Расплакалась. Лапыш мой родной, ты очень тоскуешь по своему мохнатому другу, я знаю! Я просто не хотела, чтобы ты видела нашего собакевича изуродованным и беспомощным. Надеялась вернуть здорового, веселого и крепкого пса, такого, каким он был раньше. Не получилось.
– Никусь, – я кивком попросила Катерину выйти и взяла на руки горько плакавшую малышку, – не плачь. Май нашелся, я нашла его сегодня.
– Правда? – Залитые слезами невозможные глаза дочери смотрели на меня с такой надеждой, что мне захотелось стукнуть себя чем-нибудь потяжелее. Нет чтобы сразу обрадовать ребенка, устроила тут спектакль. Жаба, вот ты кто.
– Да, солнышко, правда. Это случайно получилось.
– А где он был? И почему ты не привела его? И почему Маю больно сейчас? – Вопросы перемежались судорожными всхлипами.
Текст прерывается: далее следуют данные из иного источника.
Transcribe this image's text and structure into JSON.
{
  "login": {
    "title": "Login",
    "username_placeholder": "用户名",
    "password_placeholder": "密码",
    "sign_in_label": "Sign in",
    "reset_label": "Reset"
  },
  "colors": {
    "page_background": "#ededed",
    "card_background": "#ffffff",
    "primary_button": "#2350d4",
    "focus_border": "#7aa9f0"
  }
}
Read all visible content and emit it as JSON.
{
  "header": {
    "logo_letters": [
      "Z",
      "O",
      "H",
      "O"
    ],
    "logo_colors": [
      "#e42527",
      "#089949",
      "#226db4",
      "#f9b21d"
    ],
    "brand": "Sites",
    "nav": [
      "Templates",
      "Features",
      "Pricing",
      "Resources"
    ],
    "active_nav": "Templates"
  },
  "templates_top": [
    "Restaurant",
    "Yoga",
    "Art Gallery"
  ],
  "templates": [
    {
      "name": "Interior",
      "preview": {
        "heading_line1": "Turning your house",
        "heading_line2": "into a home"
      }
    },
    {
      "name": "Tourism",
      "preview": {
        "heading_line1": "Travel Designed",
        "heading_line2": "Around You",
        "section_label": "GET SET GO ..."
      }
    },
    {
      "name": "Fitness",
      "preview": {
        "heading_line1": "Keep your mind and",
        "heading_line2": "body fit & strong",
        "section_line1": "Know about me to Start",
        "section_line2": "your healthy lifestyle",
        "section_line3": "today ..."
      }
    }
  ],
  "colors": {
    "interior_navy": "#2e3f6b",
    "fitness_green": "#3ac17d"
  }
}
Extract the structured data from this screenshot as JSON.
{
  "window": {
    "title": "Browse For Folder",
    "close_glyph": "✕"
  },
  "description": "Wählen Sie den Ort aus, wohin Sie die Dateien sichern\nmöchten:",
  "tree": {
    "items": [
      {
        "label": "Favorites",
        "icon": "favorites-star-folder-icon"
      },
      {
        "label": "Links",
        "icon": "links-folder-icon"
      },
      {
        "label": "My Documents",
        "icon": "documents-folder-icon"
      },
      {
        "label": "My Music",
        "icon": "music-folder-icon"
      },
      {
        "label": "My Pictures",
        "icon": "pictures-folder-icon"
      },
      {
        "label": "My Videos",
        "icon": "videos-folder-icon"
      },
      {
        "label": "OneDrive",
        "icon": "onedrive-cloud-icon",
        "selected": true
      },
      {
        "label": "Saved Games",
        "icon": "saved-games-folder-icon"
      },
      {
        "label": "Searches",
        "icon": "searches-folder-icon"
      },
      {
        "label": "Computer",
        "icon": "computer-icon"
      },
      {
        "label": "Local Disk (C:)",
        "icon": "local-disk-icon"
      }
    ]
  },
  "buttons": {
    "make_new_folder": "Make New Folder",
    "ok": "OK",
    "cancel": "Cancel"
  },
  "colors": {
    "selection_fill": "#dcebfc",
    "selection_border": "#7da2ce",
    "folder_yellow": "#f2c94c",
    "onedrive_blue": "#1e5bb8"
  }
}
– Понимаешь, заяц, его украли нехорошие люди. Они очень плохо обращались с Маем, били его, поэтому пришлось отвезти нашего пса в больницу для животных. Ему там сделали операцию, и теперь все будет хорошо. Врач обещал, что Май обязательно поправится.
– Честно?
– Честно-пречестно. Вот завтра пойдем навестить его, сама и увидишь.
– А ты меня возьмешь с собой, не обманешь? Ты ведь сказала, что испачкалась, когда машину чинила, а на самом деле…
Ника отвела взгляд и шмыгнула носом. Нет тебе, короче, веры, мамочка.
– Прости, малыш, я больше не буду тебя обманывать. Просто мне не хотелось тебя пугать, вот я и придумала про машину.
– Мамсик, – дочка прижалась щекой к моему плечу и тяжело вздохнула, – ты такая смешная. После того, что делал тот злой дядька, ты думала, что я испугаюсь?
Банда мурашек, топая, словно стадо бегемотов по кувшинкам, пробежала по спине. Ника впервые за полгода вспомнила о кошмаре, пережитом нами в Сан-Тропе. Я, если честно, очень надеялась на способность детей забывать все плохое, как страшный сон. Или считать пережитое страшным сном.
Не получилось. Девочка помнит все. Она просто не хочет говорить об этом.
– В общем, так, – я поцеловала мокрую от слез щечку дочери, – обещаю – больше ничего придумывать не буду. Только, чур – и ты все говори честно. Договорились?
– Да, – выдохнула Ника мне в шею.
– А сейчас мы пойдем с тобой умоемся, потом я переоденусь, и – ужинать. Мой нос подсказывает, что нас ждет что-то очень вкусное. А что говорит твой нос?
– Он не говорит, он сейчас занят, – хихикнула дочка.
– Чем это, интересно, занят твой нос?
– Насморком.
– Логично. Как любит говорить баба Катя?
– Можно и сапог на голову надеть, но логика должна быть.
– Вот именно.
И мы пошли умываться.
За ужином обсудили планы на завтра. Естественно, что планы кружили, словно пчелы над вареньем, над нашим лохматенцием. Прямо с утра мы с Никой собирались навестить Мая, заехав предварительно в зоомагазин за вкусной специальной косточкой. К больному ведь без гостинцев нельзя, правильно? Катерина решила отправиться на рынок, прикупить парной телятинки на нежнейшие тефтельки для своего любимца. В общем, на Мая неотвратимо надвигалась райская жизнь.
– Кстати, дорогие мои, – допивая чай, решила поинтересоваться я, – что сегодня рассказывал господин Майоров? Как там у него дела?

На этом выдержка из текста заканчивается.